The Browns were saluted in song by The Isaacs, who delivered a flawless version of “The Three Bells,” while Chris Scruggs and Carolyn Martin performed “Looking Back To See” — their first hit from 1954. Jim Ed’s solo work was also recognized, with Dierks Bentley giving a honky-tonk treatment of “Pop A Top,” which started his solo career in 1967. “To borrow a quote from Minnie Pearl, I’m just so proud to be here,” said Bonnie. Both sisters noted their brother — who received his Medallion in the hospital only a few days before his death in June due to cancer. The induction was something that had been on Brown’s mind for some time, according to fellow Grand Ole Opry star Trisha Yearwood. “There was always a kind word from him, and support for newer artists. I remember talking to him in 2012 — when Garth went in, and I said ‘I can’t believe that The Browns aren’t in yet. He just smiled and said ‘I can’t believe it either.’ So, I know how much it meant to him.”
The final induction moment of the night belonged to The Oak Ridge Boys. During the pre-show festivities, Garth Brooks talked about his love and appreciation for the Oaks and all they have accomplished — including extending a helping hand to a new Oklahoma artist back in 1989. “Up in the northeast, where they wouldn’t allow a cowboy hat back then, they opened their arena shows to us. They continue to be an influence on my career to this day.”

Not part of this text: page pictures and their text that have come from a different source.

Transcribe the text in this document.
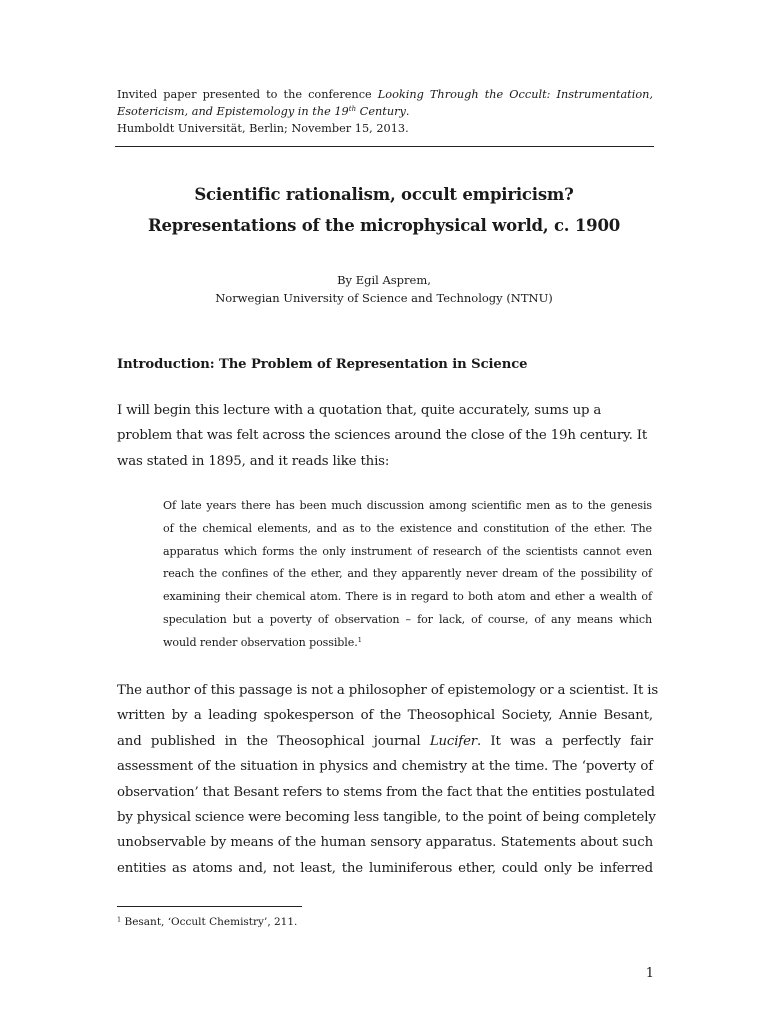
Invited paper presented to the conference Looking Through the Occult: Instrumentation,
Esotericism, and Epistemology in the 19th Century.
Humboldt Universität, Berlin; November 15, 2013.
Scientific rationalism, occult empiricism?
Representations of the microphysical world, c. 1900
By Egil Asprem,
Norwegian University of Science and Technology (NTNU)
Introduction: The Problem of Representation in Science
I will begin this lecture with a quotation that, quite accurately, sums up a
problem that was felt across the sciences around the close of the 19h century. It
was stated in 1895, and it reads like this:
Of late years there has been much discussion among scientific men as to the genesis
of the chemical elements, and as to the existence and constitution of the ether. The
apparatus which forms the only instrument of research of the scientists cannot even
reach the confines of the ether, and they apparently never dream of the possibility of
examining their chemical atom. There is in regard to both atom and ether a wealth of
speculation but a poverty of observation – for lack, of course, of any means which
would render observation possible.$^1$
The author of this passage is not a philosopher of epistemology or a scientist. It is
written by a leading spokesperson of the Theosophical Society, Annie Besant,
and published in the Theosophical journal Lucifer. It was a perfectly fair
assessment of the situation in physics and chemistry at the time. The ‘poverty of
observation’ that Besant refers to stems from the fact that the entities postulated
by physical science were becoming less tangible, to the point of being completely
unobservable by means of the human sensory apparatus. Statements about such
entities as atoms and, not least, the luminiferous ether, could only be inferred
$^1$ Besant, ‘Occult Chemistry’, 211.
1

Brooks teamed up with Yearwood for a moving version of “I’ll Be True To You” during the Oaks’ tribute. Jeff Hanna from The Nitty Gritty Dirt Band gave a spirited version of “Leaving Louisiana In The Broad Daylight,” and the final tribute came from someone very much inside the Oak Ridge Boys family. The Martin Family Circus — consisting of lead singer Duane Allen’s daughter Jamie, husband Paul, and their children — performed a rollicking version of the iconic “Elvira,” which got the invitation-only crowd involved, singing the Dallas Frazier-written lyrics to the rafters inside the CMA Theater. The Oaks each took time to thank their families for standing by them, while Allen asked each member of the quartet’s organization to stand up during their speech — a rarity among Hall of Fame acceptance speeches. But, don’t utter the word retirement yet. Baritone William Lee Golden assured the audience that the Oaks were singing better than other and that the future — including their 32-date 2015 Christmas tour which kicks off Nov. 17 in Branson, Missouri — is nothing but bright.
The evening ended with a group performance of “Will The Circle Be Unbroken,” as the attendees then moved to the upstairs portion of the Hall for a VIP Reception. Many of the previous inductees were in attendance, including Kenny Rogers, Ralph Emery, and Emmylou Harris. Some feel that number needs to grow even more. Brooks respectfully stated that “If I can make one plea, we’ve got to do a system for the Hall of Fame to hear that we’re not getting artists in fast enough. Jim Ed was one of the sweetest people in town, and I’m glad that he was alive when he heard the news, but he needed to be here tonight to enjoy this. I just think we need to take a real look at that, give in, and open the doors.”